Um eine Beeinflussung des Tests durch eine eingeschränkte Resorptionskapazität zu erkennen, kann ein PABA-Resorptionstest durchgeführt werden. Durch die Applikation von PABA (freie Testsubstanz) in der äquivalenten Menge zum NBT-PABA, ist es möglich, bei der Harnsammlung einen PABA-Exkretionsindex zu berechnen (MITCHELL et al. 1979).

Eine individuelle Resorptionsrate kann bei Blutprobenpatienten ermittelt werden. Die Resorption von PABA unterschied sich nicht zwischen einer Kontrollgruppe, einer Patientengruppe mit unterschiedlichen Darmerkrankungen oder pankreasinsuffizienten Patienten (WEIZMANN et al. 1985). Bei Hunden wurden ähnliche PABA-Konzentrationen nachgewiesen, das zeitliche Maximum war bei pankreasinsuffizienten Tieren im Unterschied zur Kontrollgruppe verschoben (BATT et al. 1979). Durch diesen PABA-Resorptionstest ist bewiesen, dass eine nur geringe PABA-Konzentration im Serum oder Harn/Urin auf eine mangelnde Spaltung des NBT-PABAs und nicht auf eine mangelnde Resorption zurückzuführen ist (BATT et al. 1979). Ein Einfluss des pH-Wertes auf die Spaltung von NBT-PABA konnte in vitro wie auch in vivo nachgewiesen werden (HOEK et al. 1980, 1984), während KAY et al. (1983) dies nicht bestätigen konnten.

Analytik

Der Nachweis der Testsubstanz erfolgt nach der BRATTON-MARSHALL-Methode (1939) in der Modifikation von SMITH et al. (1945) und BORNSCHEIN (1977). Einige Medikamente (Sulfonamide), sowie PABA-haltige Lebensmittel können die photometrische PABA-Bestimmung stören, da ein positiver Nachweis bei allen Derivaten des 4-Amino-phenols mit freier Aminogruppe zu erwarten ist (ARVANITAKIS u. COOKE 1978;

MÜLLER et al. 1984). Die BRATTON-MARSCHALL-Methode stellt mit 100 % Wiederfindung im Urin/Harn und Serum die geeignetste Methode zur Bestimmung der PABA-Konzentration im Serum oder Harn/Urin dar (MÜLLER et al. 1984).
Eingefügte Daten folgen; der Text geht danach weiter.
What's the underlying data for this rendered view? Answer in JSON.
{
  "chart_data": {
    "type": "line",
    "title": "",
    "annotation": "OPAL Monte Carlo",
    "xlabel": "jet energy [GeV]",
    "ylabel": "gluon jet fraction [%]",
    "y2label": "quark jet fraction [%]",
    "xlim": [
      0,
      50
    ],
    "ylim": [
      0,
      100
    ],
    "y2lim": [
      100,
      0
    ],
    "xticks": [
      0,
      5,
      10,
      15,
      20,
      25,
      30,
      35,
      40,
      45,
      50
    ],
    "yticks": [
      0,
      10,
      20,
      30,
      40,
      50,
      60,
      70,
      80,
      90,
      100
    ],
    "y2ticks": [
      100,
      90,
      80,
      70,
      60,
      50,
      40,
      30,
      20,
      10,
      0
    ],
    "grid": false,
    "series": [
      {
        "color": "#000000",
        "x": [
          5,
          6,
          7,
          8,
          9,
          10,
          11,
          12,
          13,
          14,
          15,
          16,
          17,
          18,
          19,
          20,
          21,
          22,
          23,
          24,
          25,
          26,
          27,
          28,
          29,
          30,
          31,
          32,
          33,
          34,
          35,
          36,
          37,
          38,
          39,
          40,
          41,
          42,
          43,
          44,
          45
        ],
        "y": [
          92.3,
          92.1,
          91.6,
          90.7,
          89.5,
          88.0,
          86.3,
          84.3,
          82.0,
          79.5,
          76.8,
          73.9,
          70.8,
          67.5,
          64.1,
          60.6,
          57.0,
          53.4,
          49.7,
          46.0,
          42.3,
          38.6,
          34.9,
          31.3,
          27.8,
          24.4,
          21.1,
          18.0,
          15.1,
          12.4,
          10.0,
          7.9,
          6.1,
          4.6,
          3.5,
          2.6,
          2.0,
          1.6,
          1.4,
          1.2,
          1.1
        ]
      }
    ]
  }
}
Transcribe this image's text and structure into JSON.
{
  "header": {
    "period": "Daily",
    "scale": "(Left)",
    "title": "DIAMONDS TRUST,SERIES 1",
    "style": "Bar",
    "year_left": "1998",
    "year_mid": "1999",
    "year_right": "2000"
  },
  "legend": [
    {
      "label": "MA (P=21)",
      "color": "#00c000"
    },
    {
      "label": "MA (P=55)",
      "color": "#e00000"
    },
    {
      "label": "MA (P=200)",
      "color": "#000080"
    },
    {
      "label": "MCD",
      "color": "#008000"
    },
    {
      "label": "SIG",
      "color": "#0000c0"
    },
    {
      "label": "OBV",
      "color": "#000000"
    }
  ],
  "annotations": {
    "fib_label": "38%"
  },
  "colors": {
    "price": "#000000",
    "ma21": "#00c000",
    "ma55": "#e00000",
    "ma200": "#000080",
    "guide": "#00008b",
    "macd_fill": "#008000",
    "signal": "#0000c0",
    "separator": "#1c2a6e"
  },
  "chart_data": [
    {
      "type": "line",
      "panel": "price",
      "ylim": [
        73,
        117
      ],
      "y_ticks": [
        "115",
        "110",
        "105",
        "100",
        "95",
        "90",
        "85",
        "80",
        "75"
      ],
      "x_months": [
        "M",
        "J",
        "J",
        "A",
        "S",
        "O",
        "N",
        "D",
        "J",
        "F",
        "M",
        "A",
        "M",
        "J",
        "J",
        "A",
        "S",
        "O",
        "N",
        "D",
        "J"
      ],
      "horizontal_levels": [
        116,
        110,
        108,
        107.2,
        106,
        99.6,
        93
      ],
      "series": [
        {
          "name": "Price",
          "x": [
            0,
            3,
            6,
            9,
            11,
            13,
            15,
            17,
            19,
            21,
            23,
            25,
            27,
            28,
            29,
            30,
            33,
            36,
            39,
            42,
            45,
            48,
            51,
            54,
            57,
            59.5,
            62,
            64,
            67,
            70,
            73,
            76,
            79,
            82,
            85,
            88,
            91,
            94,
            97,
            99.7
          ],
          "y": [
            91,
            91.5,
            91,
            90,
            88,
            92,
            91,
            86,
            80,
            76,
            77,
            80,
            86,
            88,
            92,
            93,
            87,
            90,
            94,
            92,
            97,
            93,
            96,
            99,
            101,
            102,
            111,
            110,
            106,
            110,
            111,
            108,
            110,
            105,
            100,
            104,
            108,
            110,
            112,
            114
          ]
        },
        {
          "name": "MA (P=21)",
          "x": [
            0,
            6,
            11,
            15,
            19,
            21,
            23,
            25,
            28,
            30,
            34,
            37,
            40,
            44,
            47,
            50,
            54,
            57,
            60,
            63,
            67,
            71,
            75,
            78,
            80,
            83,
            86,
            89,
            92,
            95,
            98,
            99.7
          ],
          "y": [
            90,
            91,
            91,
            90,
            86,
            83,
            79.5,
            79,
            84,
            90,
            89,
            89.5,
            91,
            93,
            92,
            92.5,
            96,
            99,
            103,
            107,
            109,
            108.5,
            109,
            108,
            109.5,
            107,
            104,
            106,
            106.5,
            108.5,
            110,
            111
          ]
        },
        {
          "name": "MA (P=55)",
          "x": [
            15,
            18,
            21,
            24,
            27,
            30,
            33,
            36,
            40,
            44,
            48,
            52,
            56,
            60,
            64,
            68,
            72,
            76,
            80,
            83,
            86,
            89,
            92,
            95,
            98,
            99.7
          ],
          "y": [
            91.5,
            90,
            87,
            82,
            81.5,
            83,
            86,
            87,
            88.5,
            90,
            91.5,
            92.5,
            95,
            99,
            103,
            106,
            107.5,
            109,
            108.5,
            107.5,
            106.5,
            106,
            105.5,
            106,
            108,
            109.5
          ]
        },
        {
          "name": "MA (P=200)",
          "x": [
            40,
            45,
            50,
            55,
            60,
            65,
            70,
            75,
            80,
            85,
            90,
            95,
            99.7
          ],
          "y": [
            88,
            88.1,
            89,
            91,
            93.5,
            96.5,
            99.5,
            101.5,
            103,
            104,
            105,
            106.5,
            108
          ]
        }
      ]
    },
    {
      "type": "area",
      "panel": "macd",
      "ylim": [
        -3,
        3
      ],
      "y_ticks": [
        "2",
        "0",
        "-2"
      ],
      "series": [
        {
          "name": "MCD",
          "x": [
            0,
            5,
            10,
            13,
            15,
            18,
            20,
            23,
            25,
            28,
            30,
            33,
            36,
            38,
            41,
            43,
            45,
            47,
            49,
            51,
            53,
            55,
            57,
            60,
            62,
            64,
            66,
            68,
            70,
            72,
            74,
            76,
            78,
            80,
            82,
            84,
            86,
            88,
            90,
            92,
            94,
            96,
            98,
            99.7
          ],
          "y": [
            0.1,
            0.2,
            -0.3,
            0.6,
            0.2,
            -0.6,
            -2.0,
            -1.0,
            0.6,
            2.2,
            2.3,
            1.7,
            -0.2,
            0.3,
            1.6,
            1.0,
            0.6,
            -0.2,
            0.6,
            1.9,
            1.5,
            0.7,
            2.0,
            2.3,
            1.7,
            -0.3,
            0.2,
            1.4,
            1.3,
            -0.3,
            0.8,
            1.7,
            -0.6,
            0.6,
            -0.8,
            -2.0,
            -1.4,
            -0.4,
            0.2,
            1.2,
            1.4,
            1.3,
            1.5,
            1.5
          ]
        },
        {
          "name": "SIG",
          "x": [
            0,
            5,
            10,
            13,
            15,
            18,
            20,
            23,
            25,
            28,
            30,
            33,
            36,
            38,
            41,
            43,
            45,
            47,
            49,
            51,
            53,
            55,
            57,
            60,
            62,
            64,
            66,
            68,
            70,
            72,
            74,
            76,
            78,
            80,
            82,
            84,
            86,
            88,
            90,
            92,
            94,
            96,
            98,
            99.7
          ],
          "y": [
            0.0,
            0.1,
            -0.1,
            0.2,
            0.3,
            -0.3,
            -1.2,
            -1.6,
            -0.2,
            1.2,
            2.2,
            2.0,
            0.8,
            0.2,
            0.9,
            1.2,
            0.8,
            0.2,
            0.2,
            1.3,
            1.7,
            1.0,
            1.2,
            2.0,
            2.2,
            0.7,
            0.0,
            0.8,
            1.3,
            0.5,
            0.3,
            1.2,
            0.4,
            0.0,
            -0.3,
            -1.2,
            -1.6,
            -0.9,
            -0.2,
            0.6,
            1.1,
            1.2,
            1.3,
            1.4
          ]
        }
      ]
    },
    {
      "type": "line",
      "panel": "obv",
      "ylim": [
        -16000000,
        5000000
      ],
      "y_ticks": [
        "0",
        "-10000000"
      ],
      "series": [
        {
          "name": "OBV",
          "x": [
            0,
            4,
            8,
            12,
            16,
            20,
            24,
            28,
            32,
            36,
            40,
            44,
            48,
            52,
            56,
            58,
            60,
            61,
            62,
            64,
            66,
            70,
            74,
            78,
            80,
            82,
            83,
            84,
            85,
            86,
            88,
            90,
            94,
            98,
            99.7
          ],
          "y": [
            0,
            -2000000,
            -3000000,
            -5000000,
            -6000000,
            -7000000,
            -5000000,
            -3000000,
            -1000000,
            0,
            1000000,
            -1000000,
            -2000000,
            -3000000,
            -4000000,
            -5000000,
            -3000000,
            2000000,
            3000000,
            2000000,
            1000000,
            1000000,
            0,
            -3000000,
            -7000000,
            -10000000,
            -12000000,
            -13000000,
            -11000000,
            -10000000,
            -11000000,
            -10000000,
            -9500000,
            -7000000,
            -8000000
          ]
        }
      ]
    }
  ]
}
Als weitere Nachweismethoden kommen die Bestimmung mit 4-Dimethylaminozimtaldehyd (YAMAMOTO et al. 1979), die Analyse mit Flurescamin (UDENFRIED et al. 1972) sowie der chromatographische Nachweis (ITO et al. 1982) in Betracht, die hier aber nicht weiter erläutert werden sollen.

Einsatzmöglichkeiten des NBT-PABA-Tests

Der Pankreasfunktionstest kann zur Verlaufs- oder Therapiekontrolle genutzt werden (LANG et al. 1980; DOCKTER u. SITZMANN 1980; KIMURA et al. 1981; SCHARPE u. ILIANO 1987). CAVALLINI et al. (1985) gehen hingegen davon aus, dass eine Unterscheidung zwischen einer leichten und moderaten Pankreasinsuffizienz nicht möglich ist. Bei Patienten mit einer verbleibenden Enzymsekretion von 5-10 % kann keine zuverlässige Diagnose mit Hilfe des NBT-PABA-Tests gestellt werden (WEIZMANN et al. 1985). Der geringe therapeutische Nutzen und der enorme Aufwand, den der Test mit sich bringt, rechtfertigen keinen Einsatz in der Praxis (CAVALLINI et al. 1985). Eine Differenzierung von normaler und gestörter Pankreasfunktion gelingt mit dem Stuhlchymotrypsin-Test besser als mit dem NBT-PABA-Test (BÜHLER u. AMMANN 1979). Der PABA-Test kann nicht nur für die Pankreasfunktionsdiagnostik verwendet werden, sondern auch für die Bestimmung der Veränderung der proteolytischen Aktivität durch antinutritive Substanzen in der Nahrung (KASTEL et al. 1996).